Unresponsive guest – hung VM

I’ve encountered a few scenarios where virtual machines have just refused to power off and each time I find myself hunting down the best method to kill them indefinitely. Occassionally these “hung” virtual machines are as a result of losing sight of their storage – yet the memory thread still stays resident.

Firstly, it’s best to determine if the VM really is still running:-

vmware-cmd -l
(this lists the Virtual Machines on the host – on and off)

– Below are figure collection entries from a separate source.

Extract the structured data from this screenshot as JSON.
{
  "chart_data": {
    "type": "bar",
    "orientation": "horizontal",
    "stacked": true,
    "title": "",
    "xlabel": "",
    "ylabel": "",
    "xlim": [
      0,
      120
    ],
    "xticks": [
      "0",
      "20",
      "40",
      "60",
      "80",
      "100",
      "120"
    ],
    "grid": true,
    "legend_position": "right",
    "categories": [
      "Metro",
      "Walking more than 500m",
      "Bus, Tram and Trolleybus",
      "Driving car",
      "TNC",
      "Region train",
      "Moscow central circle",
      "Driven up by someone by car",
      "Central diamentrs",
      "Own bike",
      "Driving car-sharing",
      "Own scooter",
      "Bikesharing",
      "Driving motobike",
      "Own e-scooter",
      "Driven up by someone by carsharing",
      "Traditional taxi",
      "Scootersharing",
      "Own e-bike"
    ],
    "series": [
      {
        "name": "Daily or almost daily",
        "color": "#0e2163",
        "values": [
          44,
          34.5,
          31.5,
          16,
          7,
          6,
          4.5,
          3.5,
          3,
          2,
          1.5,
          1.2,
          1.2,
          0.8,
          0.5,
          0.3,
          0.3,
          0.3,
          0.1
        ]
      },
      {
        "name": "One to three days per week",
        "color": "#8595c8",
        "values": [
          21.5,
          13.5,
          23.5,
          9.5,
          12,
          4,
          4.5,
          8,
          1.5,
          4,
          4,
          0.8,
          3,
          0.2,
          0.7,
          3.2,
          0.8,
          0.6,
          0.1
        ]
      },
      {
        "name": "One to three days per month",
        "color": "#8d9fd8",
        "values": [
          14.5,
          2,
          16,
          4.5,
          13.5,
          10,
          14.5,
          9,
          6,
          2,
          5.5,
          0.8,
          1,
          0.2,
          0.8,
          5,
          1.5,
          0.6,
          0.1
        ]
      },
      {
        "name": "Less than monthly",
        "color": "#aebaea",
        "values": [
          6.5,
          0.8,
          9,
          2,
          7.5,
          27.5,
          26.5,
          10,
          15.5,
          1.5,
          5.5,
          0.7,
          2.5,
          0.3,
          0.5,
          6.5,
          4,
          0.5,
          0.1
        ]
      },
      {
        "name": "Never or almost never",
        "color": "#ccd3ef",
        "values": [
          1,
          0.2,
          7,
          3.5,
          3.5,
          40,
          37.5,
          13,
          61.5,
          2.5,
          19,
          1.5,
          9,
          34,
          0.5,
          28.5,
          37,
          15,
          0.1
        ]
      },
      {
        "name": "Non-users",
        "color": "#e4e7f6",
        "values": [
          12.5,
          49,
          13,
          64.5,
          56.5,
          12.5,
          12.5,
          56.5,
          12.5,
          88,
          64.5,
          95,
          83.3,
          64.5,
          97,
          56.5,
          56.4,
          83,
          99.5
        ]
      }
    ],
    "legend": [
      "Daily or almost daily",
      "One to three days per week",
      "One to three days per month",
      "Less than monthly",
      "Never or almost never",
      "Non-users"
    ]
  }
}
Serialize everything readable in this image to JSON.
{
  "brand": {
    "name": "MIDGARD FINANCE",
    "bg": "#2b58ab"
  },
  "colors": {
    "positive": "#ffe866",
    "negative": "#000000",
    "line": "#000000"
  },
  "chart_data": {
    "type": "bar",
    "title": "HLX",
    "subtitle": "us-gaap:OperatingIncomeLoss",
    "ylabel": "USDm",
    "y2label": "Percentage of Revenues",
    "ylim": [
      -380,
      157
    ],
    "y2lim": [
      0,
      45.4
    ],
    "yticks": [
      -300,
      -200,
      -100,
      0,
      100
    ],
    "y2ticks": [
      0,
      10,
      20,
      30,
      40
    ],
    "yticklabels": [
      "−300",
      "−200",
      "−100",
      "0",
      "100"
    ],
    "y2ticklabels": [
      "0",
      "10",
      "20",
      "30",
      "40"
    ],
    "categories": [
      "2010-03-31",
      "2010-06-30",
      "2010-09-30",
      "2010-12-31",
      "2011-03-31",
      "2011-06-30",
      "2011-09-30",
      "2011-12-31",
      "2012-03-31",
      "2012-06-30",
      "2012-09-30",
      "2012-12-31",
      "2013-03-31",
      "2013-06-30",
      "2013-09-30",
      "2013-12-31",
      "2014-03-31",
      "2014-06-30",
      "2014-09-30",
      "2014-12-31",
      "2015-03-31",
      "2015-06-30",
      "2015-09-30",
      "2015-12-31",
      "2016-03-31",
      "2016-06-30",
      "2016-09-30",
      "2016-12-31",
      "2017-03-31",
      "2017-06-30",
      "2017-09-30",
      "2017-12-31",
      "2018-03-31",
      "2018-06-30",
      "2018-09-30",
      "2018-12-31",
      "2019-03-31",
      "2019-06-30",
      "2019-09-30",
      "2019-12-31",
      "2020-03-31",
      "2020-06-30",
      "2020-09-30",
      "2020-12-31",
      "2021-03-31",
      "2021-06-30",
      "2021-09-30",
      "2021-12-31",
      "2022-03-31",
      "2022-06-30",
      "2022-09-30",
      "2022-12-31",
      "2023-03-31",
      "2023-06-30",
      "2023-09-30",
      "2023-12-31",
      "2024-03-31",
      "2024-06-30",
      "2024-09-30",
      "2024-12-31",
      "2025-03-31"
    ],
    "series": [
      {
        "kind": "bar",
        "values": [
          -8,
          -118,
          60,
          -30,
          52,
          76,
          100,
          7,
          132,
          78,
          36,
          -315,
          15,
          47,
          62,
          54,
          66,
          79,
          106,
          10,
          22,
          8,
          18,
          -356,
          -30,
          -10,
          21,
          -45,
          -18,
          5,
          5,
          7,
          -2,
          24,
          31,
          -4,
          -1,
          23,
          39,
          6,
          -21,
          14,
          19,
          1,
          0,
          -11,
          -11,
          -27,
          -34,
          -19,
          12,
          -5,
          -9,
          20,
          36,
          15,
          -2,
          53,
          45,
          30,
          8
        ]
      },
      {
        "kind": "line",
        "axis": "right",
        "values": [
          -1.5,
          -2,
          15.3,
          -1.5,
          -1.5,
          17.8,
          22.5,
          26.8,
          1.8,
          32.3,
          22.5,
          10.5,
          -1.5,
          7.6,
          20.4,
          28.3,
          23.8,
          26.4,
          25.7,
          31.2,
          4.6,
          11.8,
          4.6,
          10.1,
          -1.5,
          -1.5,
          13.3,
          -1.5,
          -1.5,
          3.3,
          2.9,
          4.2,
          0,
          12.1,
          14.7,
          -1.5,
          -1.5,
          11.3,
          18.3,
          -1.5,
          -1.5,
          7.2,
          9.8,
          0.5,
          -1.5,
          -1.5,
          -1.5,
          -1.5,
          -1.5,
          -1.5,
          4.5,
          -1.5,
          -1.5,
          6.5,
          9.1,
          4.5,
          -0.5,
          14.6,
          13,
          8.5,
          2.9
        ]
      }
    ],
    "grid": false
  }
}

copy the full path to the VM that you wish to query i.e. /vmfs/volumes/4a69985-29b83f0c-5ee5-001b3432f0d0/vm.vmx

and insert it into

vmware-cmd (path) getstate

i.e. vmware-cmd /vmfs/volumes/4a69985-29b83f0c-5ee5-001b3432f0d0/vm.vmx getstate

if the host believes the virtual machine is still on, it will return
getstate() = on

if the machine is in fact off, it will return
getstate() = off

If it is still running and you are unable to shut it down using the vSphere/VI client, here are a couple of ways to kill off any unresponsive virtual machines:-

vmware-cmd (path) stop

validate whether this has been successful with another getstate command

vmware-cmd (path) getstate

if unsuccessful, try a stop hard request

vmware-cmd (path) stop hard

once again, checking to see if this has worked

vmware-cmd (path) getstate

—————————-

Alternatively, you could try:

vm-support -x
(this displays a list of running VMs and their associated World IDs)

vm-support -X <wid>
(this attempts to kill off the process with the World ID specified)

—————————-

Finally, and as a last resort:-

ps -g | grep <VMname>

This will show the following

649451      vmm0:VMname
649453      vmm1:VMname
649640 649448 mks:VMname       649448 649448  /bin/vmx
649641 649448 vcpu-0:VMname    649448 649448  /bin/vmx
649642 649448 vcpu-1:VMname    649448 649448  /bin/vmx

The first column is the World ID (WID), the second column is CID and the fourth column is the Process Group ID (PGID). The PGID is the relevant value required (649448).

kill -9 <PGID>
i.e. kill -9 649448

Using the kill command, the unique processes for this VM should now be terminated. I have found that whilst this works, it does sometimes reset the VM.